Dr. Sadelain is the recipient of the Coley Award (Cancer Research Institute), Passano Award (Johns Hopkins), Pasteur-Weizmann/Servier International Prize, French Academy of Sciences Medal, Gabbay Award (Brandeis University), INSERM International Prize, Léopold Griffuel Award, ASGCT Outstanding Achievement Award, Breakthrough Prize, Gairdner International Award, Warren Alpert Prize (Harvard), VinFuture, Meyenburg Award, and King Faisal Prize.
Catherine Spina, MD, PhD
Catherine Spina, MD, PhD
Associate Professor of Radiation Oncology
Columbia University Vagelos College of Physicians and Surgeons
Catherine Spina, MD, PhD, earned her BA, MA and MD/PhD at Boston University and the Wyss Institute for Biologically Inspired Engineering at Harvard. She completed her residency in radiation oncology at Columbia University Irving Medical Center (CUIMC)/ NewYork-Presbyterian. As an Associate Professor of Radiation Oncology at Columbia University Vagelos College of Physicians and Surgeons and physician-scientist, Dr. Spina cares for patients with genitourinary cancers. She leads a translational research laboratory focused on elucidating the mechanisms and therapeutic implications of immune modulation by tumor irradiation by conventional external beam radiotherapy and radiopharmaceuticals. One area of focus is understanding the mechanisms underlying the expansion of suppressive myeloid cells in the tumor microenvironment for the development of novel therapies to combine with radiation and other immunotherapies to maximize clinical benefit. To support these efforts, she leads the Translational Oncology Tissue Processing Platform enabling collection of human biospecimens for single cell-level analyses and mechanistic study.
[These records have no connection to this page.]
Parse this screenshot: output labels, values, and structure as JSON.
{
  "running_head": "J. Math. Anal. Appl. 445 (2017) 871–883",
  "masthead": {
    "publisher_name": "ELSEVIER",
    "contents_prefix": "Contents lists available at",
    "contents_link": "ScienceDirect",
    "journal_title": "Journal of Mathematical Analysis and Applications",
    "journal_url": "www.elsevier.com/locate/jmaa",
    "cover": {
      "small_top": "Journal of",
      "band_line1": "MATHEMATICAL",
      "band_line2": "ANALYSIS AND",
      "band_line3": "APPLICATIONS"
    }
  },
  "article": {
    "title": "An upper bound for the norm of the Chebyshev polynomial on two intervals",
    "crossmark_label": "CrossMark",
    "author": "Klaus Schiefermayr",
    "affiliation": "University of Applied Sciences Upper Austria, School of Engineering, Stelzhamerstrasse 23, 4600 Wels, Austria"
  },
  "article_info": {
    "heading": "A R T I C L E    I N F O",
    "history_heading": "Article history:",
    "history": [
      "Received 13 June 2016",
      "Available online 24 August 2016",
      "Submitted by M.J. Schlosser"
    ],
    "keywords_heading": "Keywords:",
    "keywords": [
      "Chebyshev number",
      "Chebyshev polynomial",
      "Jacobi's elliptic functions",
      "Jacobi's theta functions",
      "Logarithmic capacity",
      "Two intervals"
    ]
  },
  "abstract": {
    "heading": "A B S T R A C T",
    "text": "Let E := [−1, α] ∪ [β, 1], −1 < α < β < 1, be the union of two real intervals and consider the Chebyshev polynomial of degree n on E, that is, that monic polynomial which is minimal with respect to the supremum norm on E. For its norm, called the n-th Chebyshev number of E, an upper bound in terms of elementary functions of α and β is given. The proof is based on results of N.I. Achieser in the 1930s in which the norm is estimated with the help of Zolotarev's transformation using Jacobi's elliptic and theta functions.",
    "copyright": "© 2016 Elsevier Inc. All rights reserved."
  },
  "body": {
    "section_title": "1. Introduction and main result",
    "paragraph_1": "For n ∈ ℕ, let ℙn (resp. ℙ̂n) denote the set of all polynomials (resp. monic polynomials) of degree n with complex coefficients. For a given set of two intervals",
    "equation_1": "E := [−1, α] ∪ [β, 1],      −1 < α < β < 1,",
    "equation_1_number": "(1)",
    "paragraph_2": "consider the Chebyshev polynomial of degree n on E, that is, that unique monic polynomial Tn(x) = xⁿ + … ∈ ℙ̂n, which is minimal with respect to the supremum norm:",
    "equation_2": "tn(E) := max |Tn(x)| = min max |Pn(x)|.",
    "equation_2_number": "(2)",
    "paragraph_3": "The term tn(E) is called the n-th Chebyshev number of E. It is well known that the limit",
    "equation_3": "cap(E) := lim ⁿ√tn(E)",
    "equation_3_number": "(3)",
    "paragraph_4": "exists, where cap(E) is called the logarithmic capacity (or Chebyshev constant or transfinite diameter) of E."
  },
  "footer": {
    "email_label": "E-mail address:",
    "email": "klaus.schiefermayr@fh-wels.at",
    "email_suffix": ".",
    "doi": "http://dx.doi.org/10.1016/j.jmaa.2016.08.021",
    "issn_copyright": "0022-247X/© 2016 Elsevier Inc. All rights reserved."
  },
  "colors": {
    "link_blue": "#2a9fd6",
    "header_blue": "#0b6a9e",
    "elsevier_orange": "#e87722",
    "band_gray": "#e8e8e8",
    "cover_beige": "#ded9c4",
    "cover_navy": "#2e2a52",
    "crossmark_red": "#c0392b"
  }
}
Dr. Spina’s preclinical and translational discoveries have been translated to the clinic, including an investigator-initiated phase 2 clinical trial for men with oligometastatic prostate cancer combining ablative radiotherapy to all sites of metastatic disease with adenosine signaling modulators and anti-PD-1 (SBRT-AMICO, NCT05915442). Meanwhile, her group is exploring the single cell level and immunologic impact of Lu- and Ac-based radiopharmaceuticals in preclinical models of prostate cancer and in men with metastatic castrate-resistant prostate cancer (mCRPC) to drive mechanistic discovery and rational design of combination therapies. She is thrilled to be partnering with Dr. Jeremy Worley, expert in functional genomics, and Dr. Aleksandar Obradovic, computational immunologist, to explore mechanistic determinants of T cell tumor tropism to develop Next-Gen CAR-T for solid tumors in collaboration with the Chan Zukerberg BioHub NY.